How To Avoid Overuse Injuries In Young Athletes
Young athletes and their parents and coaches often dream of excelling at a sport and playing professionally. In this quest for success, athletes focus and practice hard, but in doing so they put themselves at risk for overuse injuries. If you're a parent or coach of a young athlete, continue reading about how to avoid overuse injuries in young athletes.
Encourage children to play more than one sport.
Experts estimate that almost half of all sports related injuries in middle school and high school students are due to overuse. This is because more young athletes are focusing on only one sport instead of playing many sports throughout the year. In addition to playing a sport for a school team, children are now playing for a club team or summer league, or attending workshops and clinics. This all means that instead of a young athlete developing a wide variety of athletic skills and physical strengths, he or she places excess stress on particular joints and muscles through repetitive motions.
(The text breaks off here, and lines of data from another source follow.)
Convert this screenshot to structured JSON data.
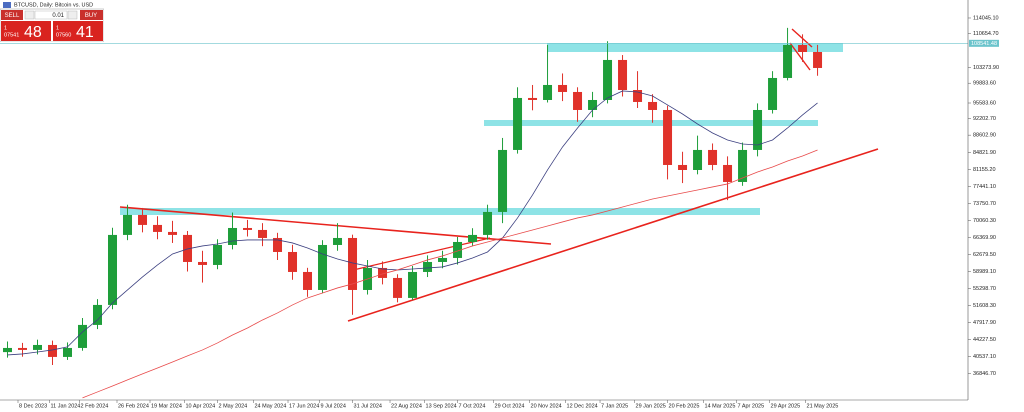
{
  "chart_data": {
    "type": "candlestick",
    "title": "BTCUSD, Daily: Bitcoin vs. USD",
    "categories": [
      null,
      null,
      null,
      null,
      null,
      null,
      null,
      null,
      null,
      null,
      null,
      null,
      null,
      null,
      null,
      null,
      null,
      null,
      null,
      null,
      null,
      null,
      null,
      null,
      null,
      null,
      null,
      null,
      null,
      null,
      null,
      null,
      null,
      null,
      null,
      null,
      null,
      null,
      null,
      null,
      null,
      null,
      null,
      null,
      null,
      null,
      null,
      null,
      null,
      null,
      null,
      null,
      null,
      null,
      null
    ],
    "open": [
      41500,
      42400,
      41970,
      43050,
      40450,
      42400,
      47400,
      51740,
      66940,
      71280,
      69110,
      67590,
      66940,
      61070,
      60420,
      64760,
      68450,
      68020,
      66280,
      63240,
      58900,
      54990,
      64760,
      66280,
      54990,
      59770,
      57600,
      53260,
      58900,
      61070,
      61940,
      65410,
      66940,
      71930,
      85390,
      96680,
      96240,
      99500,
      97980,
      94070,
      96240,
      104930,
      98410,
      95810,
      94070,
      82130,
      81040,
      85390,
      82130,
      78440,
      85390,
      94070,
      101020,
      108180,
      106660
    ],
    "high": [
      43800,
      43500,
      44200,
      44000,
      43600,
      48900,
      53000,
      68500,
      73500,
      72800,
      71000,
      70000,
      67800,
      63500,
      66000,
      71800,
      70200,
      69500,
      67400,
      64800,
      59800,
      65800,
      69500,
      67000,
      61500,
      61200,
      58400,
      60200,
      62500,
      63500,
      66500,
      68400,
      73500,
      88000,
      99000,
      99500,
      108200,
      102000,
      99000,
      98000,
      109000,
      106000,
      102500,
      97500,
      95000,
      85000,
      88500,
      86800,
      84000,
      87000,
      95500,
      102500,
      111900,
      110500,
      108200
    ],
    "low": [
      40300,
      40500,
      41000,
      38700,
      39800,
      41800,
      46500,
      50800,
      65800,
      67500,
      66000,
      65200,
      59000,
      56600,
      59500,
      63800,
      66600,
      64500,
      61500,
      57200,
      53500,
      54300,
      63500,
      49600,
      54000,
      56200,
      52300,
      52800,
      57800,
      59700,
      60500,
      64500,
      65900,
      69500,
      84600,
      94000,
      95700,
      96000,
      91500,
      92500,
      95500,
      97000,
      94500,
      91300,
      79000,
      78200,
      80100,
      81000,
      74500,
      77600,
      84000,
      93300,
      100500,
      104500,
      101500
    ],
    "close": [
      42400,
      41970,
      43050,
      40450,
      42400,
      47400,
      51740,
      66940,
      71280,
      69110,
      67590,
      66940,
      61070,
      60420,
      64760,
      68450,
      68020,
      66280,
      63240,
      58900,
      54990,
      64760,
      66280,
      54990,
      59770,
      57600,
      53260,
      58900,
      61070,
      61940,
      65410,
      66940,
      71930,
      85390,
      96680,
      96240,
      99500,
      97980,
      94070,
      96240,
      104930,
      98410,
      95810,
      94070,
      82130,
      81040,
      85390,
      82130,
      78440,
      85390,
      94070,
      101020,
      108180,
      106660,
      103190
    ],
    "up_color": "#1e9e3a",
    "down_color": "#e0322a",
    "series": [
      {
        "color": "#3c4080",
        "values": [
          40880,
          41100,
          41530,
          41970,
          42620,
          45880,
          48480,
          52170,
          54990,
          57820,
          60420,
          62810,
          63900,
          64550,
          64980,
          65630,
          65850,
          65850,
          65850,
          65200,
          64110,
          62810,
          61720,
          60860,
          60200,
          59550,
          59340,
          59550,
          59770,
          59990,
          60860,
          61940,
          63240,
          66280,
          70630,
          75620,
          81050,
          86040,
          90160,
          94070,
          96680,
          98200,
          97980,
          97110,
          95160,
          93200,
          91030,
          89080,
          87560,
          86690,
          86470,
          87560,
          90160,
          92990,
          95590
        ]
      },
      {
        "color": "#e84a4a",
        "values": [
          null,
          null,
          null,
          null,
          null,
          31550,
          32850,
          34150,
          35460,
          36760,
          38060,
          39360,
          40670,
          41970,
          43490,
          45220,
          46740,
          48480,
          50000,
          51740,
          53260,
          54340,
          55430,
          56300,
          57380,
          58470,
          59340,
          60420,
          61510,
          62380,
          63460,
          64550,
          65410,
          66280,
          67150,
          68020,
          68890,
          69760,
          70630,
          71280,
          72140,
          73010,
          73880,
          74750,
          75400,
          76050,
          76700,
          77360,
          78010,
          79310,
          80610,
          81700,
          83000,
          84090,
          85390
        ]
      }
    ],
    "last_price": {
      "value": 108541.48,
      "label": "108541.48",
      "color": "#6cc4cc"
    },
    "xlim": [
      -0.5,
      64.03
    ],
    "ylim": [
      31100,
      117950
    ],
    "xticks": [
      {
        "value": 0.7,
        "label": "8 Dec 2023"
      },
      {
        "value": 2.8,
        "label": "11 Jan 2024"
      },
      {
        "value": 4.8,
        "label": "2 Feb 2024"
      },
      {
        "value": 7.3,
        "label": "26 Feb 2024"
      },
      {
        "value": 9.5,
        "label": "19 Mar 2024"
      },
      {
        "value": 11.8,
        "label": "10 Apr 2024"
      },
      {
        "value": 14.0,
        "label": "2 May 2024"
      },
      {
        "value": 16.4,
        "label": "24 May 2024"
      },
      {
        "value": 18.7,
        "label": "17 Jun 2024"
      },
      {
        "value": 20.8,
        "label": "9 Jul 2024"
      },
      {
        "value": 23.0,
        "label": "31 Jul 2024"
      },
      {
        "value": 25.5,
        "label": "22 Aug 2024"
      },
      {
        "value": 27.8,
        "label": "13 Sep 2024"
      },
      {
        "value": 30.0,
        "label": "7 Oct 2024"
      },
      {
        "value": 32.4,
        "label": "29 Oct 2024"
      },
      {
        "value": 34.8,
        "label": "20 Nov 2024"
      },
      {
        "value": 37.2,
        "label": "12 Dec 2024"
      },
      {
        "value": 39.5,
        "label": "7 Jan 2025"
      },
      {
        "value": 41.8,
        "label": "29 Jan 2025"
      },
      {
        "value": 44.0,
        "label": "20 Feb 2025"
      },
      {
        "value": 46.4,
        "label": "14 Mar 2025"
      },
      {
        "value": 48.6,
        "label": "7 Apr 2025"
      },
      {
        "value": 50.8,
        "label": "29 Apr 2025"
      },
      {
        "value": 53.2,
        "label": "21 May 2025"
      }
    ],
    "yticks": [
      {
        "value": 114045.1,
        "label": "114045.10"
      },
      {
        "value": 110654.7,
        "label": "110654.70"
      },
      {
        "value": 103273.9,
        "label": "103273.90"
      },
      {
        "value": 99883.6,
        "label": "99883.60"
      },
      {
        "value": 95583.6,
        "label": "95583.60"
      },
      {
        "value": 92202.7,
        "label": "92202.70"
      },
      {
        "value": 88602.9,
        "label": "88602.90"
      },
      {
        "value": 84821.9,
        "label": "84821.90"
      },
      {
        "value": 81155.2,
        "label": "81155.20"
      },
      {
        "value": 77441.1,
        "label": "77441.10"
      },
      {
        "value": 73750.7,
        "label": "73750.70"
      },
      {
        "value": 70060.3,
        "label": "70060.30"
      },
      {
        "value": 66369.9,
        "label": "66369.90"
      },
      {
        "value": 62679.5,
        "label": "62679.50"
      },
      {
        "value": 58989.1,
        "label": "58989.10"
      },
      {
        "value": 55298.7,
        "label": "55298.70"
      },
      {
        "value": 51608.3,
        "label": "51608.30"
      },
      {
        "value": 47917.9,
        "label": "47917.90"
      },
      {
        "value": 44227.5,
        "label": "44227.50"
      },
      {
        "value": 40537.1,
        "label": "40537.10"
      },
      {
        "value": 36846.7,
        "label": "36846.70"
      }
    ],
    "grid": false
  },
  "trade_panel": {
    "sell": "SELL",
    "buy": "BUY",
    "lot": "0.01",
    "sell_price": [
      "1",
      "07541",
      "48"
    ],
    "buy_price": [
      "1",
      "07560",
      "41"
    ]
  }
}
For example, children age 10 to 18 who specialize in tennis are 1.5 times as likely to report injuries than children who play tennis and at least one other sport, more young pitchers are reporting shoulder and elbow pain due to excessive throwing, and more young soccer players are requiring surgery to fix injured ligaments in their knees. If these athletes would spend less time on one particular sport and play other sports during the year, muscles and joints would have the off-season to rest and bodies would have the chance to build overall strength, agility, and flexibility.
Take children to visit a pediatrician in case of any discomfort or pain.
Professional athletes are often known for playing through their pain and competing despite injuries, but this does not mean that children should do the same. Children's bones and muscles are still growing, and it's important that their bodies have adequate time to recover from any injury, no matter how minor. Coaches are generally not trained medical professionals, so they should not be the ones to diagnose whether an injury has occurred.
Instead, all young athletes should visit a doctor after any pain or discomfort so that he or she can assess the extent of the injury. It may simply be that the athlete has to rest for a week to allow the soft tissues to heal, or it may be that a more serious injury has occurred. To get the athlete back participating as soon as possible, a doctor may suggest physical therapy, strength and stretching exercises, a supportive brace, or surgery in the most serious of cases. Regardless of the specific type of treatment prescribed, playing through the pain would almost certainly make the injury much worse than it originally was.
Young athletes often feel that they need to focus as much as possible on their preferred sport, but it's often the case that taking a break from a sport can lead to greater success. It's up to parents and coaches to make sure that young athletes play more than one sport and that any potential injury is seen by a medical professional like Dr. Lisa M. Schoene as soon as possible.